Sousprés pèr lis Anglés coumanda pèr Nelson, l’Amirau Brueys se bategué coume un lioun ; mourtalamen blessa, si cambarado lou voulien empourta foro dóu chaple : - « Un amirau francés, respondegué, déu mouri sus soun banc de quart !» E mourigué uno passado après, un boulet de canoun enlevè soun cadabre, e soun veisséu se préfoundé, au crid : Vivo la Republico !
M. lou Baroun de Fontarèche, pichot-nebout e eiritié de la véuso de Brueys, a paga largamen li frès de l’estatuo, qu’es de Duret (de l’Estitut) *; e l’estatuo, forço bello, rènd bèn l’entousiasme d’aquelo noble vèuso, quavans que de mouri disiè à l’estatuaire, en parlant de soun eros : « Fasès-me lou bèu coume un fièu d’Uzès, fér coumo un enfant dóu miejour. »
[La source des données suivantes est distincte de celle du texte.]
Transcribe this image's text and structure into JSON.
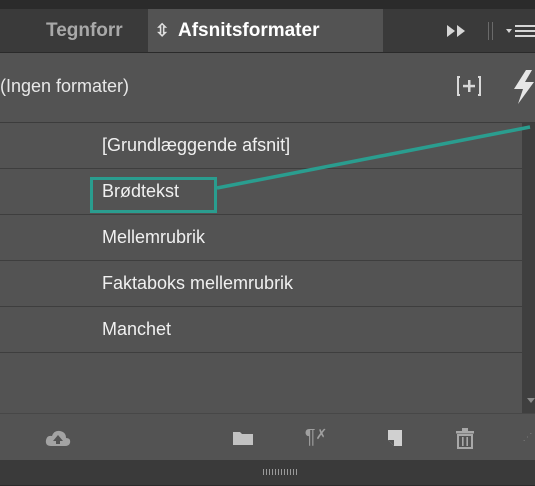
{
  "tabs": {
    "inactive_label": "Tegnforr",
    "active_label": "Afsnitsformater",
    "switch_icon": "up-down-arrows-icon",
    "expand_icon": "double-chevron-right-icon",
    "menu_icon": "panel-menu-icon"
  },
  "toolbar": {
    "current_style": "(Ingen formater)",
    "new_group_icon": "new-style-group-icon",
    "quick_apply_icon": "lightning-icon"
  },
  "styles": [
    {
      "label": "[Grundlæggende afsnit]"
    },
    {
      "label": "Brødtekst"
    },
    {
      "label": "Mellemrubrik"
    },
    {
      "label": "Faktaboks mellemrubrik"
    },
    {
      "label": "Manchet"
    }
  ],
  "highlight": {
    "target": "Brødtekst",
    "color": "#2a9d8f"
  },
  "bottom_icons": [
    "cc-libraries-icon",
    "folder-icon",
    "clear-overrides-icon",
    "new-style-icon",
    "trash-icon"
  ],
  "colors": {
    "panel_bg": "#535353",
    "tabbar_bg": "#3a3a3a",
    "text": "#f0f0f0",
    "accent": "#2a9d8f"
  }
}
Bagnóu (Gard) LEON ALEGRE (1)


Traduction Bernard MALZAC

L’AMIRAL BRUEYS

Le 20 octobre 1861, la population d’Uzès a salué de ses applaudissements la statue de bronze du Comte de Brueys, né à Uzès (1760)*, vice-amiral, commandant la flotte qui emmena l’armée française en Egypte, et tuait au combat d’Aboukir (1798).
Surpris par les Anglais commandés par Nelson, l’Amiral Brueys se battit comme un lion ; mortellement blessé, ses compagnons voulaient l’emporter loin du carnage : - « Un amiral français, répondit il, doit mourir sur son banc de quart ! » Et il mourut un instant après, un boulet de canon enleva son cadavre, et son vaisseau s’engloutit au cri de : Vive la République !
M. le Baron de Fontarèche, petit neveu et héritier a payé largement les frais de la statue, qu’a réalisé Duret (de l’Institut)* et la statue, fort belle, rend bien l’enthousiasme de cette noble veuve, qui avant de mourir disait au sculpteur, en parlant de son héro : « Faites moi le beau comme un feu d’Uzès, fier comme un enfant du Midi. »
Bagnols (Gard) LEON ALEGRE

* Léon Allègre commet une erreur sur la date de naissance de Comte de Brueys mais peut être est ce une faute d’imprimerie ?
* Institut de France réunissant depuis 1795, cinq académies.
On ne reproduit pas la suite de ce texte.